I have to attribute this to my deep and unresolved pride issue, because every time I say how "my kids get along sooo great" they suddenly fall apart in front of whomever I just praised them. Just when I proudly say out loud how "harper has been potty-trained for so long" he starts habitually drilling into his handy manny underpants like he's getting commission for it. As soon as I say "this trip is going so smoothly" I wake up with a migraine and tom looks like a burn victim where the poison ivy is slowly "melting his skin." (His words.)

So, given the migraine (and his ever-faithful companion: nausea) I was pretty useless yesterday morning, so tom had to pack everything up by himself, which is a big job, especially for an almost-amputee.
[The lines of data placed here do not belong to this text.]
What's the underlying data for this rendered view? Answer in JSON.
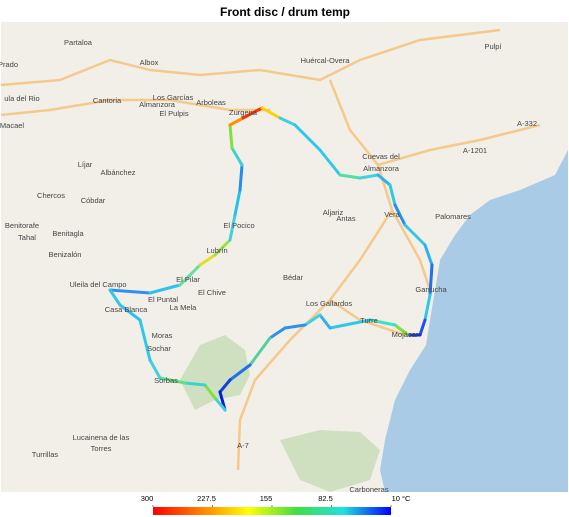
{
  "title": "Front disc / drum temp",
  "places": [
    "Partaloa",
    "Albox",
    "Huércal-Overa",
    "Pulpí",
    "Prado",
    "ula del Rio",
    "Cantoria",
    "Los Garcías",
    "Almanzora",
    "Arboleas",
    "El Pulpis",
    "Zurgena",
    "A-332",
    "Macael",
    "A-1201",
    "Cuevas del",
    "Almanzora",
    "Líjar",
    "Albánchez",
    "Chercos",
    "Cóbdar",
    "Aljariz",
    "Antas",
    "Vera",
    "Palomares",
    "Benitorafe",
    "El Pocico",
    "Tahal",
    "Benitagla",
    "Lubrín",
    "Benizalón",
    "Bédar",
    "El Pilar",
    "Uleila del Campo",
    "Garrucha",
    "El Chive",
    "El Puntal",
    "Los Gallardos",
    "La Mela",
    "Casa Blanca",
    "Turre",
    "Mojácar",
    "Moras",
    "Sochar",
    "Sorbas",
    "A-7",
    "Lucainena de las",
    "Torres",
    "Turrillas",
    "Carboneras"
  ],
  "colorbar": {
    "range": [
      300,
      10
    ],
    "ticks": [
      300,
      227.5,
      155,
      82.5,
      {
        "value": 10,
        "label": "10 °C"
      }
    ],
    "colors": [
      "#ff0000",
      "#ff8000",
      "#ffff00",
      "#40e040",
      "#20e0e0",
      "#0000ff"
    ]
  }
}
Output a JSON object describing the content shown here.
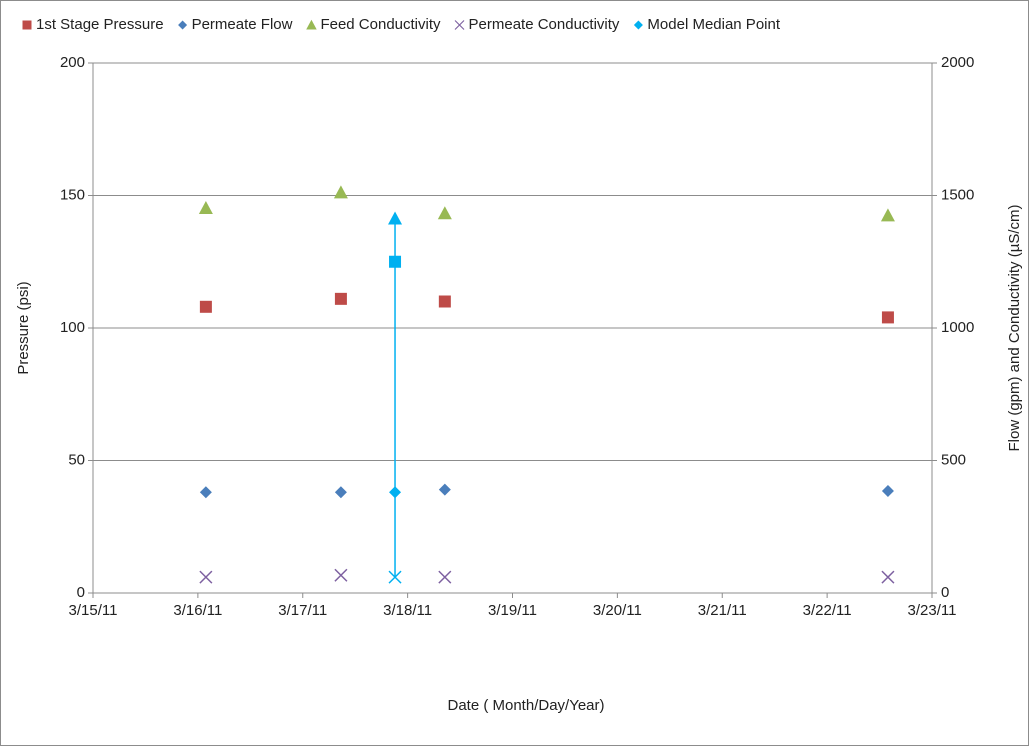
{
  "chart_data": {
    "type": "scatter",
    "x_label": "Date ( Month/Day/Year)",
    "y_label": "Pressure  (psi)",
    "y2_label": "Flow (gpm) and Conductivity (µS/cm)",
    "x": [
      "2011-03-16T01:50",
      "2011-03-17T08:44",
      "2011-03-18T08:31",
      "2011-03-22T13:55"
    ],
    "series": [
      {
        "name": "1st Stage Pressure",
        "color": "#be4b48",
        "marker": "square",
        "axis": "y",
        "values": [
          108,
          111,
          110,
          104
        ]
      },
      {
        "name": "Permeate Flow",
        "color": "#4a7ebb",
        "marker": "diamond",
        "axis": "y2",
        "values": [
          380,
          380,
          390,
          385
        ]
      },
      {
        "name": "Feed Conductivity",
        "color": "#98b954",
        "marker": "triangle",
        "axis": "y2",
        "values": [
          1453,
          1512,
          1433,
          1425
        ]
      },
      {
        "name": "Permeate Conductivity",
        "color": "#7d60a0",
        "marker": "cross",
        "axis": "y2",
        "values": [
          60,
          67,
          60,
          60
        ]
      }
    ],
    "median": {
      "name": "Model Median Point",
      "color": "#00b0f0",
      "x": "2011-03-17T21:07",
      "pressure": 125,
      "flow": 380,
      "feed_conductivity": 1413,
      "permeate_conductivity": 60
    },
    "xlim": [
      "2011-03-15",
      "2011-03-23"
    ],
    "xticks": [
      {
        "value": "2011-03-15",
        "label": "3/15/11"
      },
      {
        "value": "2011-03-16",
        "label": "3/16/11"
      },
      {
        "value": "2011-03-17",
        "label": "3/17/11"
      },
      {
        "value": "2011-03-18",
        "label": "3/18/11"
      },
      {
        "value": "2011-03-19",
        "label": "3/19/11"
      },
      {
        "value": "2011-03-20",
        "label": "3/20/11"
      },
      {
        "value": "2011-03-21",
        "label": "3/21/11"
      },
      {
        "value": "2011-03-22",
        "label": "3/22/11"
      },
      {
        "value": "2011-03-23",
        "label": "3/23/11"
      }
    ],
    "ylim": [
      0,
      200
    ],
    "yticks": [
      0,
      50,
      100,
      150,
      200
    ],
    "y2lim": [
      0,
      2000
    ],
    "y2ticks": [
      0,
      500,
      1000,
      1500,
      2000
    ],
    "grid": true
  }
}
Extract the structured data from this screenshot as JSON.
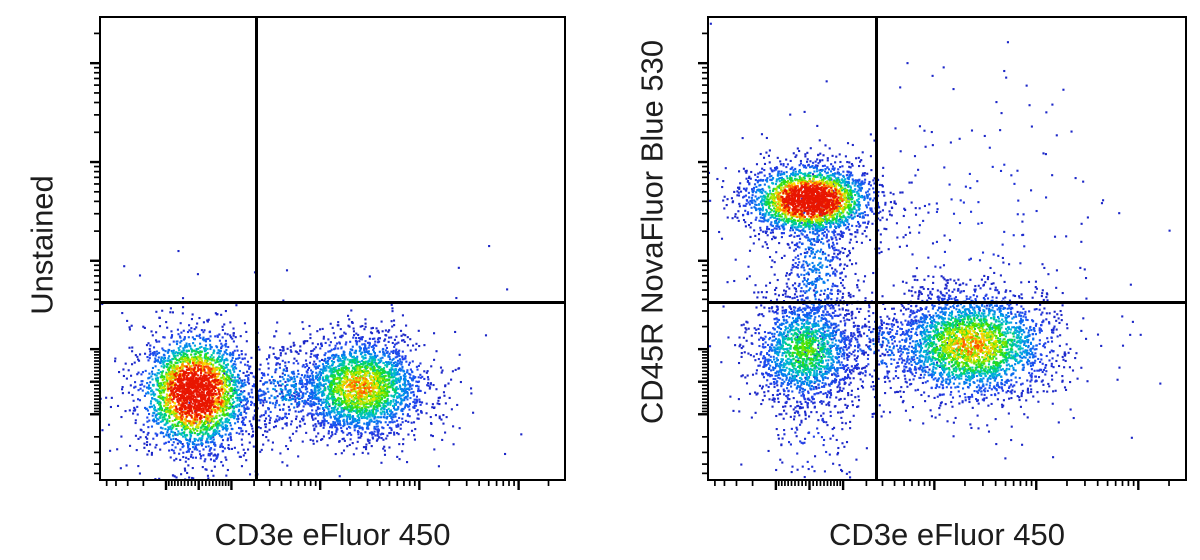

Needless to say, we got a late start.

We did our usual unnecessarily long (and out of our way) drive in order to hit nevada, then into prescott, az. (Pronounced like biscuit, as in "prescotts 'n gravy.") What saved us (and our delayed, migrained, poisoned, deformed selves) was a phone call to my in-laws updating them on our location and schedule. They (randomly) have friends in prescott, who also happen to conveniently be THE nicest people on the planet. They also happen to be willing hosts. with a basement. and pie. They are the best.

So, instead of driving through the desert at 10:30pm trying to find a flat, safe and rattlesnake-free campsite in the dark, we ate pie with mark and shelly baker. We were so blessed to be able to stay with them, and without much notice.

I know that God's hand has been over us. I know that he is the one that is keeping us safe, sparing us from all sorts of potential disasters. And I know that he mustn't be loving any pride I have, because god seems eager to humble me at first sight of it.

So, we just got into grand canyon national park. It is really more vast and beautiful than I could even attempt to describe, let alone capture in a photograph. But no sooner than I was thinking "we've done it! We've arrived! Nobody thought we could make it this far with this many kids... But here we are, at the GRAND CANYON!" Harper completely fell apart. He pottied in his undies, cried and fussed. So tom took the girls to view the gorgeous canyon, while harper and I sit in the van. We both lost the privilege. He, for throwing a fit. And I, for good old fashioned pride.

So, we are nearing the end of the trip and while I have loved almost every minute... I won't bother saying how brilliant things are going. Because just as soon as I do that, I will slip while we are hiking and will get propelled off the highest cliff at the grand canyon, being humbled by my imminent death.